Il lato B, come preannunciato, sposta il baricentro del lavoro verso due direzioni differenti: da un lato c’è la ritmica tribale e primordiale, e dall’altro c’è la sperimentazione musicale applicata alla materia rumoristica. L’esempio più chiaro, marziale e ricorsivo di ritmica di matrice primordiale, è Death of Indra, questa insieme a TSIDMZ e a Gregorio Bardini, che evoca luoghi lontani, probabilmente indiani, e un suono per certi versi molto vicino a quello di Ah Cama-Sotz di State of mind, quest’ultimo il suo più recente album uscito per Hands Productions anch’esso quest’anno.
Sweet slow collapse, questa con Noisedelik, continua ad esplorare il ritmo primordiale, ma stavolta libero da schemi ballabili-rituali, che ricorda piuttosto la vita nelle sconfinate foreste africane e gli strumenti percussivi tipici di quei popoli così lontani dal Nostro. Anche qui c’è un mood dark ambient che emerge con prepotenza. Never (enough), con Thysanura, è il più chiaro esempio di sperimentazione cacofonico-strumentale post-industriale, nonché uno dei migliori e più originali episodi dell’album. La sua grandezza sta non tanto nelle incursioni rumoristiche che ricordano, anche qui, qualcosa di legato al mondo africano, come fosse il suono di pesanti animali in fuga, quanto nel dialogo che la materia noise intrattiene con le trame disegnate dal sassofono, due mondi solo apparentemente così diversi e caratterizzati da lingue solo in apparenza antitetiche, ma capaci di comunicare benissimo insieme (si pensi anche a quanto fatto dai milanesi AU+). E’ il rumore che si nobilita.
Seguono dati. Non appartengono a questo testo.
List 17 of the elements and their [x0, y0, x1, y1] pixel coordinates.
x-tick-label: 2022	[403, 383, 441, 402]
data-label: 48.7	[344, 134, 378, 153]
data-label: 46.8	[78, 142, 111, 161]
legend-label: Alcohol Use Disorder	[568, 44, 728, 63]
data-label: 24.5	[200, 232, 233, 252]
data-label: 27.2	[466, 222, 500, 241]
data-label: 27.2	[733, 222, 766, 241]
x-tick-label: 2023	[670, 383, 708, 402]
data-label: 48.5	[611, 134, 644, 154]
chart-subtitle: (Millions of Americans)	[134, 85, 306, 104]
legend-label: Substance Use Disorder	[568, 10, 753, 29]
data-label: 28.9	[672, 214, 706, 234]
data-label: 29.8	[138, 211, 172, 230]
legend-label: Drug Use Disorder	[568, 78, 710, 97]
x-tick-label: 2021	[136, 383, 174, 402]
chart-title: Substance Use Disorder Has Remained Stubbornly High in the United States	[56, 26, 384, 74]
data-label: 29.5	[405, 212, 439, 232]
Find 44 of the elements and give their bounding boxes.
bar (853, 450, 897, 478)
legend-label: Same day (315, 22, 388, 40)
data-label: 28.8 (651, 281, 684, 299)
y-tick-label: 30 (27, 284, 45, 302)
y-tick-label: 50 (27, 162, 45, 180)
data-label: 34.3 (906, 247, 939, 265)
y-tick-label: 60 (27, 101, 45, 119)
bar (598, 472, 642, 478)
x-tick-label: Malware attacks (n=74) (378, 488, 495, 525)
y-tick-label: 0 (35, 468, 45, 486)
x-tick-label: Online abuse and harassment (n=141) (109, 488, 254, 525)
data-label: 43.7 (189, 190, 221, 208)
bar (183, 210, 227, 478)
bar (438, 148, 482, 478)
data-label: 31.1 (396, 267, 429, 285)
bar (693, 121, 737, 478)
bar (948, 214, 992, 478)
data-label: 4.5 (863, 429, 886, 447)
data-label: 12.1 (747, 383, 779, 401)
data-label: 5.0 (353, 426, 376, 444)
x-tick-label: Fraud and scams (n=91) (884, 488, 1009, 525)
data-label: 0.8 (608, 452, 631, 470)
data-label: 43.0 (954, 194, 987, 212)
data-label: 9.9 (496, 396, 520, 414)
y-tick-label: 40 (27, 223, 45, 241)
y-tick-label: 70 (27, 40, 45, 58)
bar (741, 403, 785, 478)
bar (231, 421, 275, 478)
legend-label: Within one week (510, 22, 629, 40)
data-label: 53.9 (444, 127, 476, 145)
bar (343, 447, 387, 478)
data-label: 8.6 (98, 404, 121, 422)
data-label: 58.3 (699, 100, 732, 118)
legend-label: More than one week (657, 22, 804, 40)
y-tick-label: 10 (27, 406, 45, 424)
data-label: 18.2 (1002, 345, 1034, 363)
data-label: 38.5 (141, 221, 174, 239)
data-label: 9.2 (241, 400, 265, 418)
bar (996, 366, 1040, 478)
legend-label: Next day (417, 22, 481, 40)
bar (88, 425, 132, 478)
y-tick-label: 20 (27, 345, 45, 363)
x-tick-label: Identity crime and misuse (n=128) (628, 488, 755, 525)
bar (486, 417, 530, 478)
Se How to end it all, questa in collaborazione con Valerio Orlandini, fa viaggiare l’ascoltatore su lidi più onirici e liquidi, privilegiando un’atmosfera rarefatta e surreale, la conclusiva Surrender, che, ancora una volta (ed è questo l’unico caso nel lavoro in questione) ci mostra nuovamente l’apporto di Subterranean Source, ma in una salsa ritmica più accentuata, è più vicina ad un raffinato dub, caratterizzato anch’esso da echi ritmici primordiali, che più di qualcosa hanno in comune coi rituali africani.
Ten Hot Injections è, senza dubbio, classificabile come uno dei lavori più arditi dell’anno in corso, ormai quasi concluso: un graditissimo ritorno che, di certo, faticherà a trovare una precisa collocazione, che richiederà molto tempo, attenzione, e la giusta concentrazione all’ascoltatore, ma che lo premierà con brani mai banali, dalla forte connotazione concettuale e sperimentale.
Questa è una nuova scuola, un nuovo modo di fare musica noise, ed una riflessione intelligente sulla materia bianca rumoristica e sui suoi possibili sviluppi. E’ un tornare indietro per andare avanti, un passo forse difficile, un salto nel buio che implica un ripensamento di decenni di convenzioni sonore e concettuali, ma necessario per dare nuova linfa e vitalità ad un genere che, troppo spesso, sembra bloccato in una strada senza uscita.